Es waren politisch, gesellschaftlich und auch wirtschaftlich unruhige Zeiten rund um die „deutsche Revolution“ von 1848, die neue Freiheiten brachte und damit den wirtschaftlichen Aufschwung dieser Jahre und das Auskommen vieler junger Unternehmer, wie Grafe, ermöglichten. Zugleich ermöglichten die Veränderungen die freie politische und religiöse Betätigung. Das deutsche Vereinswesen nahm in diesen Jahren seinen Anfang und führte zur Entwicklung neuer sozialer Formen.
Aber auch die Bedenkenträger waren in der Situation nicht weit. Viele Vertreter alter Institutionen, darunter auch der Kirche, taten sich schwer mit den neuen Formen und Veränderungen. So kam es, dass die Geschichte von Genf sich wiederholte: die Versammlungen der Frommen fanden in der Kirche keine Unterstützung, sondern Ablehnung und Widerstand.

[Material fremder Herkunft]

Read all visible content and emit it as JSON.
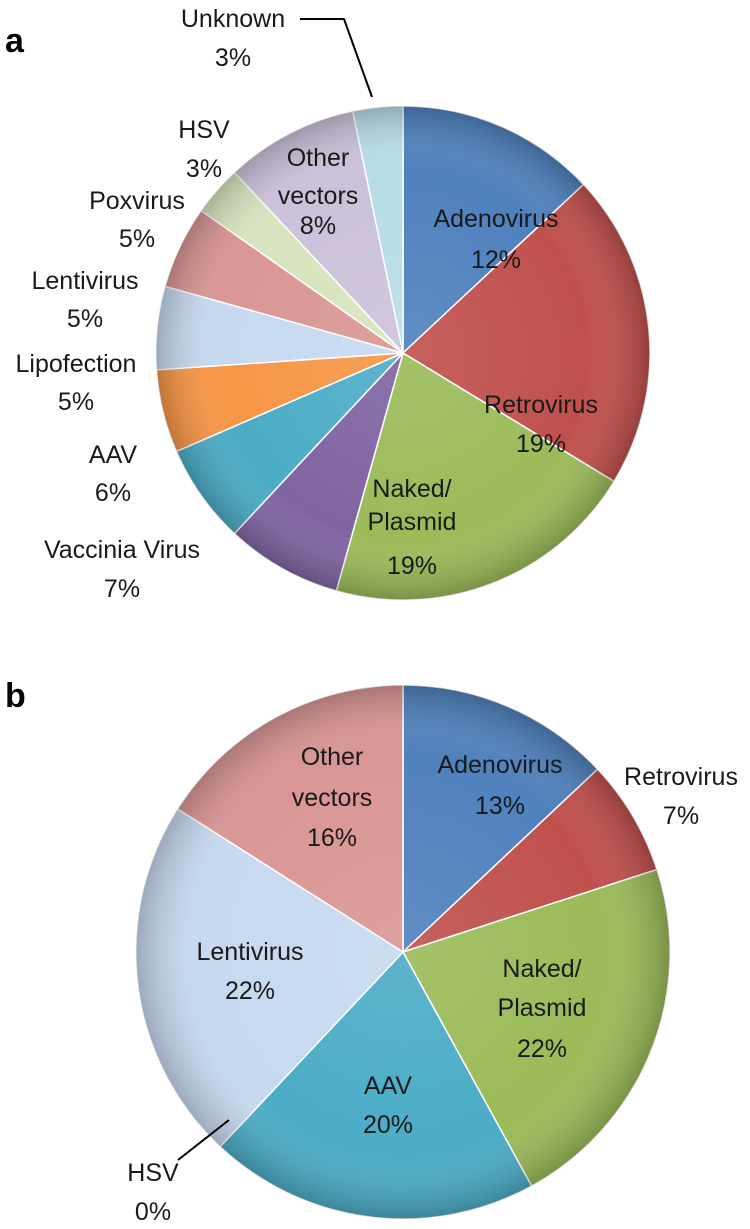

Auch Grafe, der sich mit viel Idealismus in seiner Kirchengemeinde einsetzte, zog sich angesichts andauernder Ablehnung seiner Vorschläge und Anliegen mehr und mehr aus der ev.-reformierten Kirche in Wuppertal zurück. Seine Vorschläge und Mahnungen zur Erneuerung des kirchlichen Lebens – insbesondere ging es ihm um die Formen der Abendmahlsfeier und die Formen des Gemeindeaufbaus – blieben unerhört. Sein an der Bibel gewachsenes Verständnis von Gemeinde war innerhalb der Kirche offensichtlich nicht umsetzbar. Gegen die Kirche wollte er aber auch nicht arbeiten, sah er sich doch als treuer Christ der Kirche verbunden.

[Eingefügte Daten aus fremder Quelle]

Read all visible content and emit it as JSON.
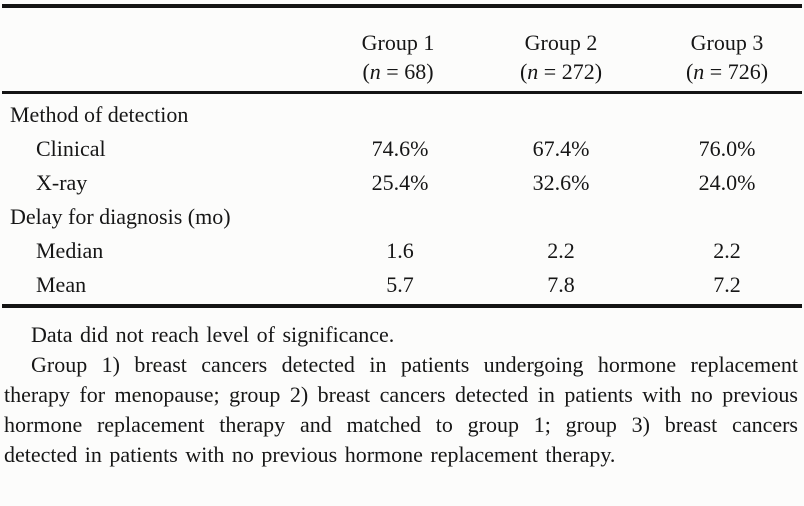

So kam es, dass Grafe in Gemeinschaft mit einigen anderen Männern, als „ein Akt des Gewissens“ die Kirche verließ – ein damals unermeßlich viel größerer Schritt als heute. Da Grafe allerdings davon überzeugt war, dass es Christsein nicht ohne Gemeindezugehörigkeit geben könne, suchte er eine neue geistliche Heimat. Der Versuch, eine neue kirchliche Heimat bei den ebenfalls erst frisch in Deutschland entstandenen Baptisten zu finden, scheiterte leider. Er war sich zwar mit den Baptisten einig über die Frage, wie Christen als Gemeinde zusammen leben können und sollten, jedoch nicht in Bezug auf die Frage, ob die Glaubenstaufe als Erwachsener zwingende Voraussetzung zur Mitgliedschaft sein könne und müsse.

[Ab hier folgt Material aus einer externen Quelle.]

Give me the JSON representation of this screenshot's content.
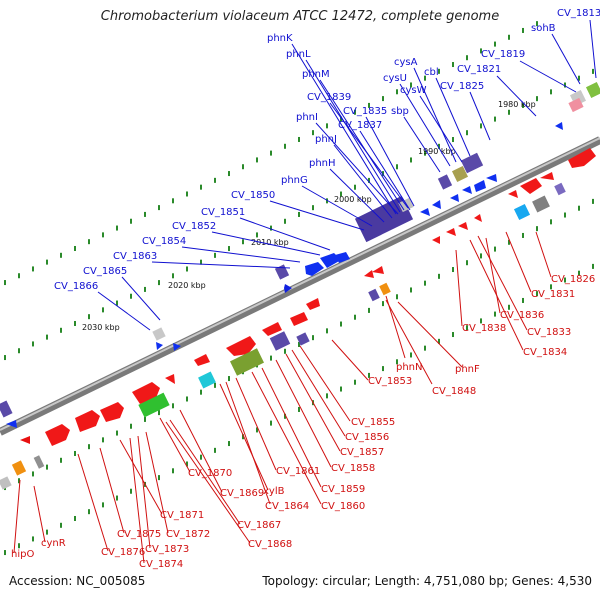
{
  "title": "Chromobacterium violaceum ATCC 12472, complete genome",
  "footer": {
    "accession": "Accession: NC_005085",
    "summary": "Topology: circular; Length: 4,751,080 bp; Genes: 4,530"
  },
  "colors": {
    "forward_label": "#1010d0",
    "reverse_label": "#d01010",
    "backbone": "#808080",
    "tick": "#2a8a2a"
  },
  "kbp_labels": [
    "1980 kbp",
    "1990 kbp",
    "2000 kbp",
    "2010 kbp",
    "2020 kbp",
    "2030 kbp"
  ],
  "forward_labels": [
    "phnK",
    "phnL",
    "phnM",
    "CV_1839",
    "phnI",
    "CV_1835",
    "CV_1837",
    "phnJ",
    "phnH",
    "phnG",
    "CV_1850",
    "CV_1851",
    "CV_1852",
    "CV_1854",
    "CV_1863",
    "CV_1865",
    "CV_1866",
    "cysA",
    "cysU",
    "cbl",
    "cysW",
    "CV_1825",
    "sbp",
    "CV_1819",
    "CV_1821",
    "sohB",
    "CV_1813"
  ],
  "reverse_labels": [
    "CV_1826",
    "CV_1831",
    "CV_1836",
    "CV_1833",
    "CV_1838",
    "CV_1834",
    "phnN",
    "phnF",
    "CV_1848",
    "CV_1853",
    "CV_1855",
    "CV_1856",
    "CV_1857",
    "CV_1858",
    "CV_1859",
    "CV_1860",
    "CV_1861",
    "CV_1864",
    "xylB",
    "CV_1869",
    "CV_1870",
    "CV_1867",
    "CV_1868",
    "CV_1871",
    "CV_1872",
    "CV_1873",
    "CV_1874",
    "CV_1875",
    "CV_1876",
    "cynR",
    "hipO"
  ]
}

Während baptistische Gemeinden dies i.d.R. bis heute bejahen, verneinte Grafe eine solche Notwendigkeit. Er sah die Taufe als unwiederholbar an und verstand seine evangelische Taufe als Säugling als seine rechtmäßige Taufe. So sehr er auch die Säuglingstaufe als dem Zeitpunkt nach „unordentliche Taufpraxis“ verstand, war eine erneute Taufe bei den Baptisten für ihn undenkbar, und die Wege trennten sich.
Dies führte Grafe dazu, dass er wider Willen zum Kirchengründer wurde. Im November 1854 gründete er in Wuppertal zusammen mit 8 weiteren jungen Männern aus dem Brüderverein die erste Freie evangelische Gemeinde in Deutschland. Grafe blieb mit seinen Überzeugungen nicht allein und die Gemeinde wuchs schnell. Zusammen mit weiteren Gemeinden, die in der Folge aus der Arbeit des evangelischen Brüdervereins entstanden waren, gründete man 1874 mit 22 Gemeinden den Bund Freier evangelischer Gemeinden in Deutschland. Aus anfänglich 1275 Mitgliedern in 22 Gemeinden im Bergischen Land, wurden innerhalb der letzten eineinhalb Jahrhunderte 42.000 Mitglieder in über 500 Gemeinden in ganz Deutschland. Bis heute verbindet Freie evangelische Gemeinden das gemeinsame Erbe der Reformation mit allen evangelischen Kirchen und freikirchlichen Gemeindebünden.